Quantification of viral proteins of the avian H7 subtype of influenza virus: an isotope dilution mass spectrometry method applicable for producing more rapid vaccines in the case of an influenza pandemic

Abstract

Vaccination is the most effective means to prevent influenza and its serious complications. Influenza viral strains undergo rapid mutations of the surface proteins hemagglutinin (HA) and neuraminidase (NA) requiring vaccines to be frequently updated to include current circulating strains. It is nearly impossible to predict which strains will be circulating in the next influenza season. It is, therefore, imperative that the process of producing a vaccine be streamlined and as swift as possible.
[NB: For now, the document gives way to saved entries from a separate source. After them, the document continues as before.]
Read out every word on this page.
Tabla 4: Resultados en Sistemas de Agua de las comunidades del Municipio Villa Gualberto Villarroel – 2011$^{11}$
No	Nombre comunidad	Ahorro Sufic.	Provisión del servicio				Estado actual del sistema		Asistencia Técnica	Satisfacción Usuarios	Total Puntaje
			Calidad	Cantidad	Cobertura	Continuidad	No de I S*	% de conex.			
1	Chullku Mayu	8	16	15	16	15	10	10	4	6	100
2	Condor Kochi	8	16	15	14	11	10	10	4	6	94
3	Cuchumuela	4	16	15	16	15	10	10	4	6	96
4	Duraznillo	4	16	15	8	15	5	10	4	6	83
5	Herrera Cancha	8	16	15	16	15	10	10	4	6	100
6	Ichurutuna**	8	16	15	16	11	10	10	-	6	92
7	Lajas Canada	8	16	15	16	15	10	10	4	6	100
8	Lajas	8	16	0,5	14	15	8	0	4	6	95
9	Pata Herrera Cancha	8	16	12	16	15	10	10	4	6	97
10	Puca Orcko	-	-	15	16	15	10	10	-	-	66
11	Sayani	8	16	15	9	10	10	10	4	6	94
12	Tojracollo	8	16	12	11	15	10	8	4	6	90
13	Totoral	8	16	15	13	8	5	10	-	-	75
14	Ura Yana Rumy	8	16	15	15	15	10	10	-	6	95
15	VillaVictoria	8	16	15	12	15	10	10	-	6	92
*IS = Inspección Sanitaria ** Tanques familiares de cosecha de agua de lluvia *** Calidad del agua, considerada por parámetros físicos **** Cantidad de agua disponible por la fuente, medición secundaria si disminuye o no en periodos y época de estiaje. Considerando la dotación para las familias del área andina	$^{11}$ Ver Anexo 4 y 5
We have developed an isotope dilution mass spectrometry (IDMS) method to quantify HA and NA in H7N7, H7N2, and H7N9 influenza. The IDMS method involves enzymatic digestion of viral proteins and the specific detection of evolutionarily conserved target peptides. The four target peptides that were initially chosen for analysis of the HA protein of H7N2 and H7N7 subtypes were conserved and available for analysis of the H7N9 subtype that circulated in China in the spring of 2013. Thus, rapid response to the potential pandemic was realized. Quantification of a protein is performed by employing multiple peptides to ensure that the enzymatic digestion of the protein is efficient in the region of the target peptides, verify the accuracy of the measurement, and provide flexibility in the case of amino acid changes among newly emerging strains. The IDMS method is an accurate, sensitive, and selective method to quantify the amount of HA and NA antigens in primary liquid standards, crude allantoic fluid, purified virus samples, and final vaccine presentations.

Figure 1

The amino acid sequences of the HA and NA proteins of the H7N7 strains and the NA of the H7N2 and the H7N9 proteins are shown with target peptides in bold and underlined. To ensure complete protein digestions, four unique H7 peptides were chosen from different regions of the HA protein. Obtaining similar results using at least two peptides located in different regions demonstrates that the protein is completely digested in the region of the peptides used for protein quantitation.

Figure 2

Amino acid sequence of strains of H7N7, H7N2, H7N3, and H7N9 showing the conserved peptides used for IDMS quantification of HA. The peptides chosen can be used to quantify strains collected from various areas of the world including China, Mexico, United States, and the Netherlands.

Figure 3

Liquid chromatography-tandem mass spectrometry (LC-MS/MS) extracted ion chromatograms of target H7 and N7 peptides for quantifying a standard in which 6 peptide pairs were simultaneously monitored. Amino Acids shown in red are ¹³C and ¹⁵N stable isotope labeled. Data were acquired on a Thermo Scientific TSQ Vantage.